[c-nsp] full routing table / provider-class chassis

Phil Mayers p.mayers at imperial.ac.uk
Thu Jun 11 15:01:34 EDT 2009


Kevin Loch wrote:

>>
>> Unfortunately, Cisco's partners are useless.  They propose 6509s without 
>> the DFCs, which we know will fall over.  
> 
> Well that depends...
> 
> The DFC's only do next-hop (tcam) lookups and netflow.  All packets are
> switched on the centralized PFC.  Each line card has two 20Gbit/s

Łukasz has already addressed this; suffice to say he's right, and the 
above is not correct. A TCAM lookup *is* the forwarding operation, and 
the DFC has all information required locally to switch the packet (via 
the fabric) to the output linecard, and does so.

> 
> Netflow is subsampled on this platform.  I have been able to get

I don't know what you mean by "subsampled", but my experience of netflow 
on this platform does not match this description.

Because we are within the netflow TCAM limits, I get 100% accurate 
netflow. There's no sampling in hardware - the hardware is in fact not 
*capable* of such - and we see all packets in our flow table.

> pretty good estimates of traffic flow (checked against SNMP counters)
> but I would not use that for any kind of accounting.  The

Again, this depends on your traffic pattern. We use it for accounting 
and it is essentially totally reliable, given our traffic patterns.

It's popular to bash netflow on the 6500s, but I personally think that's 
unfair. It's very effective for the (large numbers of) sites who are 
within the design limits of the platform. I can understand it's 
frustrating to be outside those limits though.
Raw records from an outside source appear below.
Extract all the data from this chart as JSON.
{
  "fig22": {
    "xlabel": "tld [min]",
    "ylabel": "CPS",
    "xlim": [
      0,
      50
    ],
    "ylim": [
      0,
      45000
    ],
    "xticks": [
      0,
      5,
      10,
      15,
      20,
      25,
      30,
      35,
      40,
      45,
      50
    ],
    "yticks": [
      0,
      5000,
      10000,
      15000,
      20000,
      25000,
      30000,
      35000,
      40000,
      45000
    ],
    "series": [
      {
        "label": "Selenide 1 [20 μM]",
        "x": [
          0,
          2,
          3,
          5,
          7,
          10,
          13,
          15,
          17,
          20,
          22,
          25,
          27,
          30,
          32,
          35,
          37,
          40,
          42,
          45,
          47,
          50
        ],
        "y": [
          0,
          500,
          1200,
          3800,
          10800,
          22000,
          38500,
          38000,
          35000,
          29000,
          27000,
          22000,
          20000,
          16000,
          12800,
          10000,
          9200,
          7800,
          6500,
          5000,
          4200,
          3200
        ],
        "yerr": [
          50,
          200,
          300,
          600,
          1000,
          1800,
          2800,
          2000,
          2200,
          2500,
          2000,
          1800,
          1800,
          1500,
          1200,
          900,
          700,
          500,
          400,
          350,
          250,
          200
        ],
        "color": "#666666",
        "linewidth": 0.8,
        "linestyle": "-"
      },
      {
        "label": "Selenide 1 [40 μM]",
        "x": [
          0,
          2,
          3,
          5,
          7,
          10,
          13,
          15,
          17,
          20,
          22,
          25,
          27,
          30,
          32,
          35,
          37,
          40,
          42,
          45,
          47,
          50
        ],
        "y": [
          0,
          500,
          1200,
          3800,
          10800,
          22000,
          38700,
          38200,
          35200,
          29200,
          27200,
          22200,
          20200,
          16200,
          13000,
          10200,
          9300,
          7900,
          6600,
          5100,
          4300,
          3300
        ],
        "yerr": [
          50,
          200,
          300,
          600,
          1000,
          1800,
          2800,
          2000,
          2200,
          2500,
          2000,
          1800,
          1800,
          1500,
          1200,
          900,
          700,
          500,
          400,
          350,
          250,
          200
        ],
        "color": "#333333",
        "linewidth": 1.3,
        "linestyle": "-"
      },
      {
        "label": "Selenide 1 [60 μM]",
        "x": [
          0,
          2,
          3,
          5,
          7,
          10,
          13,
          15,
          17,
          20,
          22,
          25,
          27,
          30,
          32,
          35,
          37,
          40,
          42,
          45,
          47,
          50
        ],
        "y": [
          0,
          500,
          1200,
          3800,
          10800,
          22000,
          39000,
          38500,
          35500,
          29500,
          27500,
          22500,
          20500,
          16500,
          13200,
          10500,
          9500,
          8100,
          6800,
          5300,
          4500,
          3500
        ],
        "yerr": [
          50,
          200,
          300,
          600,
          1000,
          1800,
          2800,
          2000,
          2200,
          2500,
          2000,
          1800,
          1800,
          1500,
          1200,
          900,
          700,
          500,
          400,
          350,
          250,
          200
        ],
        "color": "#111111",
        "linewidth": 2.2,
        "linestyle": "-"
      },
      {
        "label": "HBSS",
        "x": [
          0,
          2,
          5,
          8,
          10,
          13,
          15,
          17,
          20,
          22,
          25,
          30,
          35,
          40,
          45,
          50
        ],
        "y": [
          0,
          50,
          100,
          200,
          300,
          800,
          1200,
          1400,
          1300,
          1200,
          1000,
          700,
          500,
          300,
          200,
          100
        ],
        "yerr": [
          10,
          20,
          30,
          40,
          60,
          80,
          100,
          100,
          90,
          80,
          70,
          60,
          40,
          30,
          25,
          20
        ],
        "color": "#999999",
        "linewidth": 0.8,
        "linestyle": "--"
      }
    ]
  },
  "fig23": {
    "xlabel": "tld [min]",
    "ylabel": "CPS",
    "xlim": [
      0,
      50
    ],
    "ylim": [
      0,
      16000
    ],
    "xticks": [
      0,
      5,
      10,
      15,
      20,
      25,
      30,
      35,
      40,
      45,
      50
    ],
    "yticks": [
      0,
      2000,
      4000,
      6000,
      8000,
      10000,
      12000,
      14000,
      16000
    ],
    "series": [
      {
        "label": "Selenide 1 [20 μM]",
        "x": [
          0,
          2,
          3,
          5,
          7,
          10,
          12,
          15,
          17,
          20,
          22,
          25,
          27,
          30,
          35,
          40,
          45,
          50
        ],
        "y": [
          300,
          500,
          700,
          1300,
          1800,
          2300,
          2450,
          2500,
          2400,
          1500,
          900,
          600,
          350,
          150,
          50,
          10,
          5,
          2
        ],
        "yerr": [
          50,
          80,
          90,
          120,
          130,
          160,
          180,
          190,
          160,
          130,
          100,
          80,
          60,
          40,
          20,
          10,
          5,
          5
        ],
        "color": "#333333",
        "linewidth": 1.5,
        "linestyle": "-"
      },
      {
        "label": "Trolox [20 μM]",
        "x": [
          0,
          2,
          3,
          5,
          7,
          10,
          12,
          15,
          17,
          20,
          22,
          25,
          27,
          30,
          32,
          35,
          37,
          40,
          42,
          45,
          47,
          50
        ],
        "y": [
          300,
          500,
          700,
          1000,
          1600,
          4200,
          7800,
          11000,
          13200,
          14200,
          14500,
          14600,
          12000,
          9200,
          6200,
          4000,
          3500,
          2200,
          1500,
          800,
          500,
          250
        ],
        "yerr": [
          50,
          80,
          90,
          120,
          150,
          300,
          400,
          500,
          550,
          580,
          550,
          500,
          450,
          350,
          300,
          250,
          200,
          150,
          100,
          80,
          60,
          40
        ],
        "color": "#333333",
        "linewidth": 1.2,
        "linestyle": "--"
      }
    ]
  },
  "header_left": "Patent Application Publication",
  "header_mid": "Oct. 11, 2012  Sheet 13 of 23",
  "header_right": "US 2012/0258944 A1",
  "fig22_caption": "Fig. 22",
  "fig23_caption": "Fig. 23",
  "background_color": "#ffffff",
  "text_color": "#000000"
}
> SNMP counters are fairly noisy due to the several second update
> intervals.  SNMP counters on vlans are even worse and loop
> over after a few gbit/s even though the coutners themselves
> are 64bit.  You may find using smaller switches (like 3560)
> for most customer ports and using 10Gig uplinks is better
> than using copper ports on the 6500/7600.

I think that would depend on the architecture one was trying to build. 
By terminating the link on a 6748-TX, you get:

  * sensible power redundancy
  * sensible control-plane redundancy
  * better performance / lower contention
  * fewer devices to manage

> 
> I would avoid the sup720, the rsp720 has 2x the ram and more

Obviously it's worth emphasising that the RSP720 is 7600-only, and from 
posts on this list it's still not in general availability I think?

> than 2x the cpu power.  cpu on the sup720 is by far it's biggest
> limitation.

That's certainly true; 600Mhz is pretty derisory these days.